Example: Two men are found, one dead, the other unconscious clutching a gun. He reports to have no memory of the event, but all evidence conclusively demonstrates he shot the other man.
Now this man can't really claim self-defense and justify it because he remembers nothing, but the case is not over, the state must still prove beyond a reasonable doubt that it was a murder. Again, this is the hazy nature of affirmative defense, it implies a burden of proof but it still ultimately comes back to the beyond a reasonable doubt burden on the prosecution. Yet the defense can offer nothing, the defendant remembers nothing, the defendant does not recognize the man. Now based on your prior remarks you think this person is well setup to escape justice, but not so. Motive, means, and opportunity. The last two are established, the prosecutor needs to come up with the first, if he can show the defendant did know the man, well that's pretty solid - though not definite - proof he's lying but that lie does not necessarily mean he's a murderer. He may well have met the man in passing, in his memory, but blanked out the altercation they had at the bar that led to the fight and killing, and been afraid to admit he knew him at all, or later remembered him but been afraid to change his story. From what you've been saying in this and recent posts, that act of not apparently not telling the truth should result in a conviction. But this is where we get into the practical, because that bar altercation is going to have been witnessed, forensic evidence may exist indicating who started the tussle, and so on, and it has to convince a jury beyond a reasonable doubt. Its not that rare or impossible, most murders that make it to and through a grand jury do result in convictions.

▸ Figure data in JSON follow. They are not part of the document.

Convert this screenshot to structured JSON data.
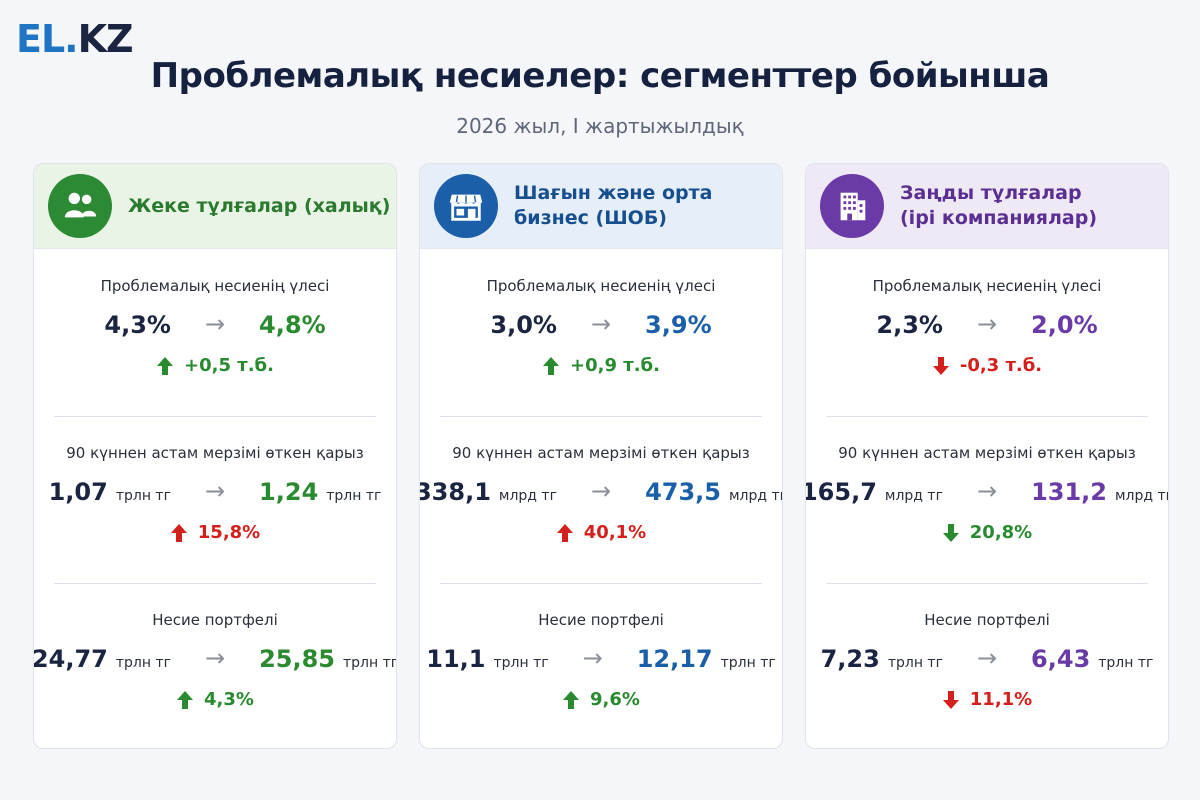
{
  "logo": {
    "part1": "EL",
    "dot": ".",
    "part2": "KZ"
  },
  "title": "Проблемалық несиелер: сегменттер бойынша",
  "subtitle": "2026 жыл, I жартыжылдық",
  "arrow_glyph": "→",
  "colors": {
    "green": "#2a8a30",
    "blue": "#1a5fa8",
    "purple": "#6a3aa6",
    "red": "#d4201c",
    "dark": "#1b2440"
  },
  "cards": [
    {
      "title_line1": "Жеке тұлғалар (халық)",
      "title_line2": "",
      "icon": "people-icon",
      "metrics": [
        {
          "label": "Проблемалық несиенің үлесі",
          "old": "4,3%",
          "old_unit": "",
          "new": "4,8%",
          "new_unit": "",
          "change": "+0,5 т.б.",
          "direction": "up",
          "tone": "pos"
        },
        {
          "label": "90 күннен астам мерзімі өткен қарыз",
          "old": "1,07",
          "old_unit": "трлн тг",
          "new": "1,24",
          "new_unit": "трлн тг",
          "change": "15,8%",
          "direction": "up",
          "tone": "neg"
        },
        {
          "label": "Несие портфелі",
          "old": "24,77",
          "old_unit": "трлн тг",
          "new": "25,85",
          "new_unit": "трлн тг",
          "change": "4,3%",
          "direction": "up",
          "tone": "pos"
        }
      ]
    },
    {
      "title_line1": "Шағын және орта",
      "title_line2": "бизнес (ШОБ)",
      "icon": "storefront-icon",
      "metrics": [
        {
          "label": "Проблемалық несиенің үлесі",
          "old": "3,0%",
          "old_unit": "",
          "new": "3,9%",
          "new_unit": "",
          "change": "+0,9 т.б.",
          "direction": "up",
          "tone": "pos"
        },
        {
          "label": "90 күннен астам мерзімі өткен қарыз",
          "old": "338,1",
          "old_unit": "млрд тг",
          "new": "473,5",
          "new_unit": "млрд тг",
          "change": "40,1%",
          "direction": "up",
          "tone": "neg"
        },
        {
          "label": "Несие портфелі",
          "old": "11,1",
          "old_unit": "трлн тг",
          "new": "12,17",
          "new_unit": "трлн тг",
          "change": "9,6%",
          "direction": "up",
          "tone": "pos"
        }
      ]
    },
    {
      "title_line1": "Заңды тұлғалар",
      "title_line2": "(ірі компаниялар)",
      "icon": "office-building-icon",
      "metrics": [
        {
          "label": "Проблемалық несиенің үлесі",
          "old": "2,3%",
          "old_unit": "",
          "new": "2,0%",
          "new_unit": "",
          "change": "-0,3 т.б.",
          "direction": "down",
          "tone": "neg"
        },
        {
          "label": "90 күннен астам мерзімі өткен қарыз",
          "old": "165,7",
          "old_unit": "млрд тг",
          "new": "131,2",
          "new_unit": "млрд тг",
          "change": "20,8%",
          "direction": "down",
          "tone": "pos"
        },
        {
          "label": "Несие портфелі",
          "old": "7,23",
          "old_unit": "трлн тг",
          "new": "6,43",
          "new_unit": "трлн тг",
          "change": "11,1%",
          "direction": "down",
          "tone": "neg"
        }
      ]
    }
  ]
}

I know everyone lies to one degree or another. I also know that when someone is a habitual liar, and provably so, their word should not count for much at their trial if their lying habit is exposed publicly. Once a jury believes their credibility, there is not much that can be done about the outcome, and that is where the conclusion of this particular trial has left us.
Look, we can argue hypothetical situations until the cows come home. It does not change the fact that the application of the law in Florida leaves much to be desired. If it is possible for someone to initiate contact and start a chain of events which results in the other person's death and they are not an aggressor, then we need to question what it means to act aggressively. If I shout insults at you until you get angry enough to strike back and I shoot you dead, I am apparently justified in claiming self-defense, even if you only get close enough to give me a bruise. Probably not even then, as long as you "look menacing" such that I can convince a jury that you are a fearful character. Am I being aggressive by provoking you to action? If I follow you and, without identifying myself or my intentions, try to chase you down simply for walking home from the store, am I acting aggressively? If the two men in your scenario were involved in an altercation that many witnesses can prove was a mutual escalation then a self-defense claim is more probable as "heat of passion" is an excuse for an accidental killing. If one definitively provokes the other, the one provoking the fight should not get to claim self-defense without a pretty high justification for acting with deadly force.